Increase your trustworthiness as a leader

Instructions

  1. Evaluate your current level of trustworthiness.
    Examine how open your followers are with you. Do they openly share even negative opinions with you? Do they let you know what’s going on in their areas of responsibility? If not, they may not trust your character. Also, examine how much responsibility your colleagues and leader entrust to you. If you regularly carry weighty responsibilities, that’s a good sign you’re trustworthy. If not, you need to determine whether they doubt your competence or character.

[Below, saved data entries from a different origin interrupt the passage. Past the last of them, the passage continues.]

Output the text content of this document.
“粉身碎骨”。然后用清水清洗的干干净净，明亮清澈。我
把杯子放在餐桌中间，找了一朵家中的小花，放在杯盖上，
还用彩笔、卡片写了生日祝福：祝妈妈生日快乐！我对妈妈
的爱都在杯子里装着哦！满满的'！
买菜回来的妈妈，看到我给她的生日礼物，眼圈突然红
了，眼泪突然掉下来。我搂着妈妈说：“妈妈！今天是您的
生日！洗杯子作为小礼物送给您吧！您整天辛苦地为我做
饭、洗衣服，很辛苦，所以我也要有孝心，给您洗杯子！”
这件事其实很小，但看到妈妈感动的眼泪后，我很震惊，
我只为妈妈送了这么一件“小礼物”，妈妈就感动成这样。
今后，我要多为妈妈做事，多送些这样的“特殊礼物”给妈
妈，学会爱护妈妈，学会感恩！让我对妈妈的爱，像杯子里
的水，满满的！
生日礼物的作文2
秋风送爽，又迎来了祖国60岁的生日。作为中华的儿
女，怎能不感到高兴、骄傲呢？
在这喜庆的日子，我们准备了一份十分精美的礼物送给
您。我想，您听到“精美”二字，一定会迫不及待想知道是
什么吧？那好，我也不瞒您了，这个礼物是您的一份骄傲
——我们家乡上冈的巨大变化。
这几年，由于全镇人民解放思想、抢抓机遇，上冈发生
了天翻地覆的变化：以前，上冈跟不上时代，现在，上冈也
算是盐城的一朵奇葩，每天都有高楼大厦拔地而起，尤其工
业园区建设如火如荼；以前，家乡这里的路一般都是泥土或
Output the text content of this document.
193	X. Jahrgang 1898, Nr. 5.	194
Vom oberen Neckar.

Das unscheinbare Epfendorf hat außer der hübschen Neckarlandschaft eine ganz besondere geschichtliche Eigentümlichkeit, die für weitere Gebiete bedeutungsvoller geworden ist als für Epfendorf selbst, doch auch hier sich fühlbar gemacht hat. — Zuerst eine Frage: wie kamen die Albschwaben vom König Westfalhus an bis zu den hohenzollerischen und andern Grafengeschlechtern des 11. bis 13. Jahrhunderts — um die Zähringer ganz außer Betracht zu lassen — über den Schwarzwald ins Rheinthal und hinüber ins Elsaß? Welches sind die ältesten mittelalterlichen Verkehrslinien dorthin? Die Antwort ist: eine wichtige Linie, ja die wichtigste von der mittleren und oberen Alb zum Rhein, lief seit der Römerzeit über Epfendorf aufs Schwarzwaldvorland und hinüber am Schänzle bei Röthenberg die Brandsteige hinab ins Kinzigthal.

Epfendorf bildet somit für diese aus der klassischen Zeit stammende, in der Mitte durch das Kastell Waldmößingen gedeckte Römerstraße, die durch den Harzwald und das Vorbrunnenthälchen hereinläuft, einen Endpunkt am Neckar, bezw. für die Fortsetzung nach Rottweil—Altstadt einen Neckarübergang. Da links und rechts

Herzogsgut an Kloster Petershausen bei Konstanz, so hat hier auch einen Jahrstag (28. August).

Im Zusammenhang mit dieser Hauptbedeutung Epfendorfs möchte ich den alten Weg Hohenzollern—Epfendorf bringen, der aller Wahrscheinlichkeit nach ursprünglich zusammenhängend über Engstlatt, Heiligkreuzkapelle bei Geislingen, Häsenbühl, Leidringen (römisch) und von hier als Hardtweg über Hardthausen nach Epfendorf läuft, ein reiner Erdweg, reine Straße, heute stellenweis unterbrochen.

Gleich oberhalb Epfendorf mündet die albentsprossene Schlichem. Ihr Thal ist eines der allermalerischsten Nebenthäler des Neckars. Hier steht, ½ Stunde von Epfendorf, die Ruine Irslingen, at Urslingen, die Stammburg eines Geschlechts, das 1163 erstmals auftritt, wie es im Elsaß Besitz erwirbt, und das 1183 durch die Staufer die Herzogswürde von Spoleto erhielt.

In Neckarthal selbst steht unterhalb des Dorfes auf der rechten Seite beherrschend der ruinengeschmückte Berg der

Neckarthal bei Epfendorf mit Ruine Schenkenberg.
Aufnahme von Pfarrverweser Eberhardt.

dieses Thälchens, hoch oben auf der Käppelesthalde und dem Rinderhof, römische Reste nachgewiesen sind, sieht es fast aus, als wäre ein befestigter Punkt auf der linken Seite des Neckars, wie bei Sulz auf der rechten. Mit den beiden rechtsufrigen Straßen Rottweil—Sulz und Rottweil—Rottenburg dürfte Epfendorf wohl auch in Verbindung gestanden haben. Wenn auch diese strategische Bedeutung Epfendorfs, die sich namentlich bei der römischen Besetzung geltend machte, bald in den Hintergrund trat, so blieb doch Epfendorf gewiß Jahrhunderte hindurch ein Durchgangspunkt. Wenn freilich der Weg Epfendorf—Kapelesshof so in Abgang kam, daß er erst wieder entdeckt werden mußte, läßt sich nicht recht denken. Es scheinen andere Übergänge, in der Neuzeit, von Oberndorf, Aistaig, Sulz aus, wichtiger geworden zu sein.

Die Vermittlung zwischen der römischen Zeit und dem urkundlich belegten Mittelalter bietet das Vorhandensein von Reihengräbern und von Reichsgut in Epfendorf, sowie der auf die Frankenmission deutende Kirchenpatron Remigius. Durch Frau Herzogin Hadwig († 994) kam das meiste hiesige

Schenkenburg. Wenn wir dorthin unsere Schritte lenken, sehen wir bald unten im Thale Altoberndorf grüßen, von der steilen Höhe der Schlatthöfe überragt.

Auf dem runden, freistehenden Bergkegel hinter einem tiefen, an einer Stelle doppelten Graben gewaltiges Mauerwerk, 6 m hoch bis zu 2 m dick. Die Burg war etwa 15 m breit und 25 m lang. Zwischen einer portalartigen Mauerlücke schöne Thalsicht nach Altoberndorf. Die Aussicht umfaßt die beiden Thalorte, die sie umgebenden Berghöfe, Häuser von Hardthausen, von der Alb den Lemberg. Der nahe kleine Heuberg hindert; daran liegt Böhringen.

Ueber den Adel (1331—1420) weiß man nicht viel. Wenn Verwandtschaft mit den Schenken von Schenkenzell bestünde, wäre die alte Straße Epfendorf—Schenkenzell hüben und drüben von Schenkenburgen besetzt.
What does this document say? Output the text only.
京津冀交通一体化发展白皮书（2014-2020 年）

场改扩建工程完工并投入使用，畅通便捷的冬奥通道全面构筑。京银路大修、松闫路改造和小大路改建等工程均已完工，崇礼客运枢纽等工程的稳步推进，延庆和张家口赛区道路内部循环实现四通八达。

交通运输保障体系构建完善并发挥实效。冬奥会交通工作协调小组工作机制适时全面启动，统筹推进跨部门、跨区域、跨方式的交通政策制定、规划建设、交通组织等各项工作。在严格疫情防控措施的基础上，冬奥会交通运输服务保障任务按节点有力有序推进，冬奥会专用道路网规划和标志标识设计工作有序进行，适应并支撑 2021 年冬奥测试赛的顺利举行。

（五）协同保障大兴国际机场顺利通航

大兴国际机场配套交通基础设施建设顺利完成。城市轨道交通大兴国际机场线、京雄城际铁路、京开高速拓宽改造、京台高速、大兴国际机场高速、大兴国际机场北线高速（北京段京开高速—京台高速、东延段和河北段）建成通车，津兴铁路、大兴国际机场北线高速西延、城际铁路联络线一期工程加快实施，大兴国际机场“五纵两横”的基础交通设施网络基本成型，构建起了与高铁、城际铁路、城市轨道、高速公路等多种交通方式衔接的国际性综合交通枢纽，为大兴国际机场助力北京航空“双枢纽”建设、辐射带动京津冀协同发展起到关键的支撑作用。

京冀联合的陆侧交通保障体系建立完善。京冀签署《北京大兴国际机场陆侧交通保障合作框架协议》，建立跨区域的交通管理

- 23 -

  2. Develop your character.
    Focus on your: integrity, authenticity, and discipline. To develop your integrity, make a commitment to yourself to be scrupulously honest. Be truthful even when it hurts. To develop authenticity, be yourself with everyone. Avoid playing politics or pretending to be anything you’re not. To strengthen your discipline, do the right things every day regardless of how you feel.
  3. Make amends.
    If you’ve broken the trust of others in the past, then your leadership will always suffer until you try to make things right. First, apologize to whomever you’ve hurt or betrayed, and commit to regaining their trust. The greater the violation, the longer it’ll take. The onus isn’t on them to trust. It’s on you to earn it. And if you’ve broken trust at home, start there before working to repair professional relationships.